4. Examens complémentaires

Le bilan biochimique est normal (tableau 1).

Un scanner des bulles tympaniques avec un filtre osseux (140 kV, 70 mA, épaisseur de coupe 1 mm) montre une densification complète et un agrandissement des bulles tympaniques (photos 1 et 2). Une seconde acquisition avec un filtre tissu parenchymateux est réalisée après une injection de produit de contraste (Telebrix®(1), ioxitalamate de méglumine, 350 mg/ml, 2 ml/kg) par voie intraveineuse. Le contenu des bulles ne fixe pas le produit de contraste (photo 3). La paroi osseuse des bulles tympaniques est amincie, voire lytique à certains endroits, notamment la partie pétreuse de l’os temporal droit (photo 4).

5. Prise en charge et traitement

L’animal est anesthésié puis tondu largement à droite comme à gauche, depuis les os pariétaux jusqu’à la région intermandibulaire, sans oublier les pavillons auriculaires.
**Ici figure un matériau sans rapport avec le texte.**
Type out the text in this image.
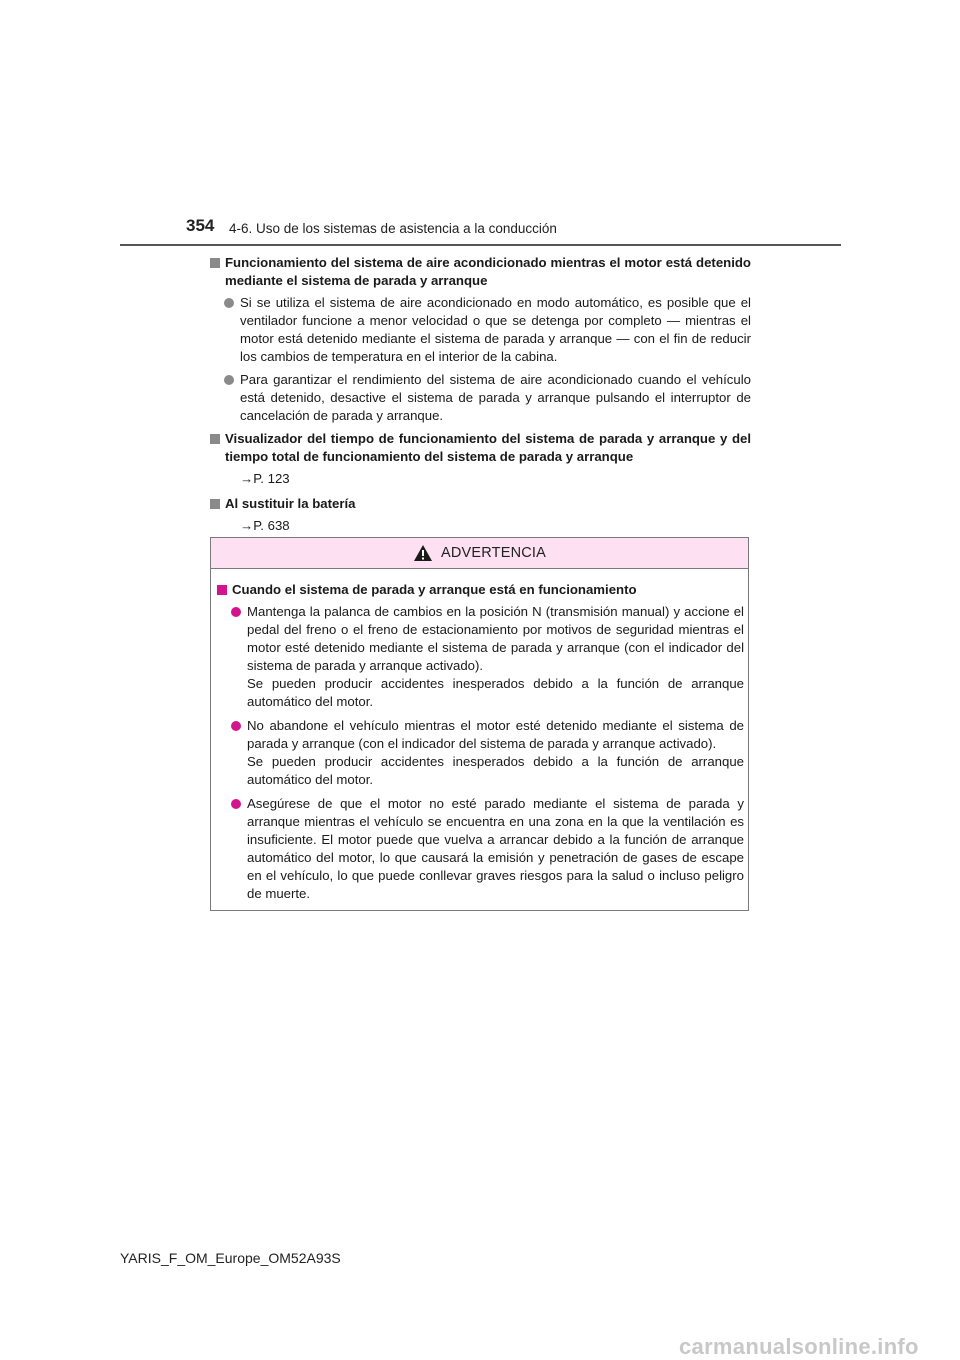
354 4-6. Uso de los sistemas de asistencia a la conducción
Funcionamiento del sistema de aire acondicionado mientras el motor está detenido mediante el sistema de parada y arranque
Si se utiliza el sistema de aire acondicionado en modo automático, es posible que el ventilador funcione a menor velocidad o que se detenga por completo — mientras el motor está detenido mediante el sistema de parada y arranque — con el fin de reducir los cambios de temperatura en el interior de la cabina.
Para garantizar el rendimiento del sistema de aire acondicionado cuando el vehículo está detenido, desactive el sistema de parada y arranque pulsando el interruptor de cancelación de parada y arranque.
Visualizador del tiempo de funcionamiento del sistema de parada y arranque y del tiempo total de funcionamiento del sistema de parada y arranque
→P. 123
Al sustituir la batería
→P. 638
ADVERTENCIA
Cuando el sistema de parada y arranque está en funcionamiento
Mantenga la palanca de cambios en la posición N (transmisión manual) y accione el pedal del freno o el freno de estacionamiento por motivos de seguridad mientras el motor esté detenido mediante el sistema de parada y arranque (con el indicador del sistema de parada y arranque activado).
Se pueden producir accidentes inesperados debido a la función de arranque automático del motor.
No abandone el vehículo mientras el motor esté detenido mediante el sistema de parada y arranque (con el indicador del sistema de parada y arranque activado).
Se pueden producir accidentes inesperados debido a la función de arranque automático del motor.
Asegúrese de que el motor no esté parado mediante el sistema de parada y arranque mientras el vehículo se encuentra en una zona en la que la ventilación es insuficiente. El motor puede que vuelva a arrancar debido a la función de arranque automático del motor, lo que causará la emisión y penetración de gases de escape en el vehículo, lo que puede conllevar graves riesgos para la salud o incluso peligro de muerte.
YARIS_F_OM_Europe_OM52A93S
carmanualsonline.info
L’animal reçoit une antibiothérapie préopératoire (céfalexine, 30 mg/kg) et une analgésie à base de morphine.

Une exérèse totale du CAE (ATCAE) associée à une ostéotomie latérale de la bulle tympanique (TLBT) est pratiquée sur l’oreille gauche. Sur l’oreille droite, seule une ostéotomie ventrale de la bulle tympanique (TVBT) est réalisée, considérant que l’atteinte du CAE droit peut être résolue médicalement. À l’ouverture des bulles tympaniques, une concrétion grisâtre de consistance molle est observée (photo 5). Un épithélium tapisse la bulle tympanique. Un prélèvement est effectué pour des analyses histopathologique, bactériologique et mycologique (photo 6).

Un curetage et un lavage sous pression de la bulle sont réalisés en prenant soin de ne pas léser la partie dorso-médiale où se situe la fenêtre vestibulo-cochléaire. Aucun drain n’est installé, et les tissus sous-cutané et cutané sont refermés en évitant au maximum les espaces morts et les saignements. Un carcan est mis en place.

6. Soins postopératoires et suivi

Une antibiothérapie (association d’enrofloxacine, 5 mg/kg/j, et d’amoxicilline-acide clavulanique, 25 mg/kg/j) est prescrite pendant 10 jours.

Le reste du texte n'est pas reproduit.